As far as his weight gain it was always on the bottom percentile suggesting that the nursing possibly wasn’t sufficient for this little guy in spite of the every hour on the hour, 30-45 minute nursing sessions (this seriously lasted to about 7 months with the length, shortening to about 15 minutes and stretching to 2 hours in between, sometimes).

So I began eating different foods, taking herbs and supplements, and drinking different teas to try to increase my milk production (which I never had a problem with before).  By the way, do you know what is the best way to increase supply? Sleep….sleep helps increase milk supply, which I have not been getting a lot of.

Obviously my efforts did work as he began plumping up and rose from the 10% to 95%. This was before solids were introduced. My pediatrician was so surprised that she asked me what I was doing differently for him to be growing so fast.

I’d brought him in and called our clinic’s nurse-line on several occasions only to be told that “he must be hungry” or “sounds like a bad habit, you need to sleep train”.

Breastfed babies tend to wake up a few times a night but his unusual sleeping behavior has been going on for months and mama is getting burned out. I don’t expect him to sleep 10 hours, or even 8 hours (although it’d be nice).  I am not a CIO fan and wouldn’t be comfortable doing that with my kids. We do have him on a bedtime ritual that gets thrown off by teething, a cold or a long day.

When he was an infant I asked about the possibility of a tongue tie and his doctor did a finger swipe and said she didn’t think so. Hmm. That’s funny because I thought that may explain a lot and could give us some answers. I didn’t push the issue and tried other suggestions. After doing some research on the issue I’ve learned that there is more than one tongue tie and that mild ones are often overlooked.

My mother’s instinct tells me that; he has a mild posterior tongue tie and a lip tie that did not get diagnosed and treated. Because of that he has never been able to fully “drain” or get a full meal out of my breast. Because he had to work so hard to nurse he would go to sleep from the efforts. He will then wake up after a very short nap only to resume his nursing session…because he never got full. In hind-sight, I don’t believe it was a supply issue, although I was happy to do whatever to help him. I believe the nursing tea helped because it caused me to become fuller and he didn’t have to try so hard to get milk, it just flowed out.

I also believe (in spite of the tongue and lip tie) that the only reason he is thriving (from nursing), the reason we are still nursing this far and why I didn’t have to supplement with formula is because I am home with him full-time and was able to dedicate the time and effort, e.g letting him nurse every hour during the day and all night long. It still didn’t make the situation easy, but I didn’t feel the pressure from my husband or the demand of an outside job to end the nursing relationship abruptly. I know that in our culture this is rare and not always an option for every mom, so I do count my blessings.

Could the night behavior be a habit now and not a necessity?
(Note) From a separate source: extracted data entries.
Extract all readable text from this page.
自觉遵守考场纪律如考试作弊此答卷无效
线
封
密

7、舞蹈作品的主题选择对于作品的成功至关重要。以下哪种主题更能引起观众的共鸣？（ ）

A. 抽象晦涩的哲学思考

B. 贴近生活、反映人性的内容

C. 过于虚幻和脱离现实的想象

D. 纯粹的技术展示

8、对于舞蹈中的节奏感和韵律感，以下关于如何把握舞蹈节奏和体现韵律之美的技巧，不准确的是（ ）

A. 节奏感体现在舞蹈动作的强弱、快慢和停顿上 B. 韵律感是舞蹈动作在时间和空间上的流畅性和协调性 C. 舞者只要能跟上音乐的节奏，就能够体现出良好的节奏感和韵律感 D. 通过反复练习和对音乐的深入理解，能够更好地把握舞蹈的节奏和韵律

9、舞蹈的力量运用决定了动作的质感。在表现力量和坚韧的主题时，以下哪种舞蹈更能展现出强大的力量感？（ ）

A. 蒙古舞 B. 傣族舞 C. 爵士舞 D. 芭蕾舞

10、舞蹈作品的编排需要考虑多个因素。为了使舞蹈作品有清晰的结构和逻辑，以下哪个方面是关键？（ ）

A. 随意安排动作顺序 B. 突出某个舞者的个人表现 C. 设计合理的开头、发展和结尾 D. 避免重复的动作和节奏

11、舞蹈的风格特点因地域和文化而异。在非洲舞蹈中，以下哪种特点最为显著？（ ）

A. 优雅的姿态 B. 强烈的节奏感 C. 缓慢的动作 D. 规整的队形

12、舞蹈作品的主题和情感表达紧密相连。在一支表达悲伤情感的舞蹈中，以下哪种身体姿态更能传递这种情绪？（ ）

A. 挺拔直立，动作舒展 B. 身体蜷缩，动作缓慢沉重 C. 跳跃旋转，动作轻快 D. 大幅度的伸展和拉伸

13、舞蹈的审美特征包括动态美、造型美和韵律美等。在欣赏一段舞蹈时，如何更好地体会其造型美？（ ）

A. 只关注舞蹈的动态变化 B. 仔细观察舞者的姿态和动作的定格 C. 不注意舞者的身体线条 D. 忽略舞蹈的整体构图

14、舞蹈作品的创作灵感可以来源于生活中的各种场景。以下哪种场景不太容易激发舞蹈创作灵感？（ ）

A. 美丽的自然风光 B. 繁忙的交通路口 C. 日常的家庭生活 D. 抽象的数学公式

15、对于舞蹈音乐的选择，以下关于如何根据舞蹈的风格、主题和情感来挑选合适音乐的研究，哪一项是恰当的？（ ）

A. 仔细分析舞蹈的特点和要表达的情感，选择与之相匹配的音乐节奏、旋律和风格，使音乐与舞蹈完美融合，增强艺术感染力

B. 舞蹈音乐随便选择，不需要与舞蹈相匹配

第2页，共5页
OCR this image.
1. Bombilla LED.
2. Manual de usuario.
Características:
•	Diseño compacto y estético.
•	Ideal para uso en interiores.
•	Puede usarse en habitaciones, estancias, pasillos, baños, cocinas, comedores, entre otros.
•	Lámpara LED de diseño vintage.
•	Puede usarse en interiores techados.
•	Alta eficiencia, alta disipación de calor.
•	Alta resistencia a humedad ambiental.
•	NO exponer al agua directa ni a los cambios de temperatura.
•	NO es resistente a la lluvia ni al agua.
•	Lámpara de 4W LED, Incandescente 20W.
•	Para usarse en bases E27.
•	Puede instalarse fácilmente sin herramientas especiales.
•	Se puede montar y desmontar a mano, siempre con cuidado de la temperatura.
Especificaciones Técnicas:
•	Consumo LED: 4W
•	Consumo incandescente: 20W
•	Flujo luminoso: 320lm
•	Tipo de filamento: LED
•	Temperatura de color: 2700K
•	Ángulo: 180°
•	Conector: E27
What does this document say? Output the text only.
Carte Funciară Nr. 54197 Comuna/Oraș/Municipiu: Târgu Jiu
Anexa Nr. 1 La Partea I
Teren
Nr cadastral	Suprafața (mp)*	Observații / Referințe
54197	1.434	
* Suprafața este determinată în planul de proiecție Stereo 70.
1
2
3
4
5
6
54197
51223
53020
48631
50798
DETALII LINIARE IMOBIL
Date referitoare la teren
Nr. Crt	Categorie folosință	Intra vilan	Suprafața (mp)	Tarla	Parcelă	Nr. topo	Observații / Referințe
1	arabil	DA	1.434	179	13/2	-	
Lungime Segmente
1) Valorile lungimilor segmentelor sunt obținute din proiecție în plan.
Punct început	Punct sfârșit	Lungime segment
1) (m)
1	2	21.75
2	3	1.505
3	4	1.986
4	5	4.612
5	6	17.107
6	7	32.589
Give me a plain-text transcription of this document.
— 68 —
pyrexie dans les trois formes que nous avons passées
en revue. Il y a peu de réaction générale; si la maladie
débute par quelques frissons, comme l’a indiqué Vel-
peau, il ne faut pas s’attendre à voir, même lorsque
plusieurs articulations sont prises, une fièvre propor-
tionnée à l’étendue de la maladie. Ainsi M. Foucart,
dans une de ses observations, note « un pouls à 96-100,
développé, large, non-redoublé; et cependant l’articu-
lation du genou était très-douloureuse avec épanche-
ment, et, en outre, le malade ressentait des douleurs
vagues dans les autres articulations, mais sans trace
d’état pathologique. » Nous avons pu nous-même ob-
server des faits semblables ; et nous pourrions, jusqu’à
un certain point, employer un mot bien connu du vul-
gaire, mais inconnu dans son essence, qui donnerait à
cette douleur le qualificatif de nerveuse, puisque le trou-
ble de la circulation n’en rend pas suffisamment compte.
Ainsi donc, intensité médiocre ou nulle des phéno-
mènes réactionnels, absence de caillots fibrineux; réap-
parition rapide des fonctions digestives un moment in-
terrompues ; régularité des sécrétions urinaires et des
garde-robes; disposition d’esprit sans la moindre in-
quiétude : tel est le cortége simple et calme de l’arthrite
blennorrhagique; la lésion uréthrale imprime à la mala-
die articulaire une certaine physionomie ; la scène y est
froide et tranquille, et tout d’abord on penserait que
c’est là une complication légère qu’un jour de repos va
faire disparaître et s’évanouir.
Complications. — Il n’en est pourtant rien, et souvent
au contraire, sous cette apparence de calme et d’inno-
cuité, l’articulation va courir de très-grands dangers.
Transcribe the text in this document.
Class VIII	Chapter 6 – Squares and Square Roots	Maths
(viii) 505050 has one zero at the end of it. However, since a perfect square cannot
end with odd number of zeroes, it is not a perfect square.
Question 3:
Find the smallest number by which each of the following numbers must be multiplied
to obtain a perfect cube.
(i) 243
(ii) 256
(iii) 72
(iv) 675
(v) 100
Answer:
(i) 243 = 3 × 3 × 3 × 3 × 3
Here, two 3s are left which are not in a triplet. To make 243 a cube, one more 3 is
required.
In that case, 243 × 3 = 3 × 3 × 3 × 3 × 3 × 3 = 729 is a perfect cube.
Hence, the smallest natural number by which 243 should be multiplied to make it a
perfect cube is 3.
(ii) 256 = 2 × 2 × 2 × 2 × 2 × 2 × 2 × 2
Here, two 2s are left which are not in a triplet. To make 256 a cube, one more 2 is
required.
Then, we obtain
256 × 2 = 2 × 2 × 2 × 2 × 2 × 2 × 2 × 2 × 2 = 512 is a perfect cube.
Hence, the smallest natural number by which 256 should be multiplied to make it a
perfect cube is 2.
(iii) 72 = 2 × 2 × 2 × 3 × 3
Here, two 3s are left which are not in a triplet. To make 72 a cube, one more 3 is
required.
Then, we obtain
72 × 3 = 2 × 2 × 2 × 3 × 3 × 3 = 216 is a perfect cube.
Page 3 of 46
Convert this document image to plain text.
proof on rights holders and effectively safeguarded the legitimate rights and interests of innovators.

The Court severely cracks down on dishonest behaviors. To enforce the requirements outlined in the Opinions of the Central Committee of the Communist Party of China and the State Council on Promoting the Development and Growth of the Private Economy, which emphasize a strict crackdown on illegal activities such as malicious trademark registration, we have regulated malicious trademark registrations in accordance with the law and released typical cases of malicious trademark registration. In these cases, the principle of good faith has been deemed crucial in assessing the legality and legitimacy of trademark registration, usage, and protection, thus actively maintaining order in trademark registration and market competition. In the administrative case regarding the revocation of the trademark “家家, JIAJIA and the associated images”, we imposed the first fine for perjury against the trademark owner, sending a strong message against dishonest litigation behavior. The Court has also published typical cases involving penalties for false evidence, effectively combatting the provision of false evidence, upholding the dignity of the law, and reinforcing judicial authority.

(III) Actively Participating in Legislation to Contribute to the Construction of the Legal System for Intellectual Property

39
Maybe, maybe not. I tell you this, I recently cut back on the nursing tea because I needed a break and he has increased his nursing and the waking up at night.

Could this be the reason why he won’t let my husband comfort him only at night (he doesn’t have the food)? Could be the reason why he couldn’t hold on to a pacifier as they always fell out (we tried 5 different brands and textures).

We are headed out to an appointment with his pediatrician and this time everything needs to be carefully considered. If we rule out any other physical causes for the night wakings and screaming I really think this is it

What do you think? Have you experienced tongue tie with your child and how did it affect your nursing? Also, did you decide to have it clipped? Did that help?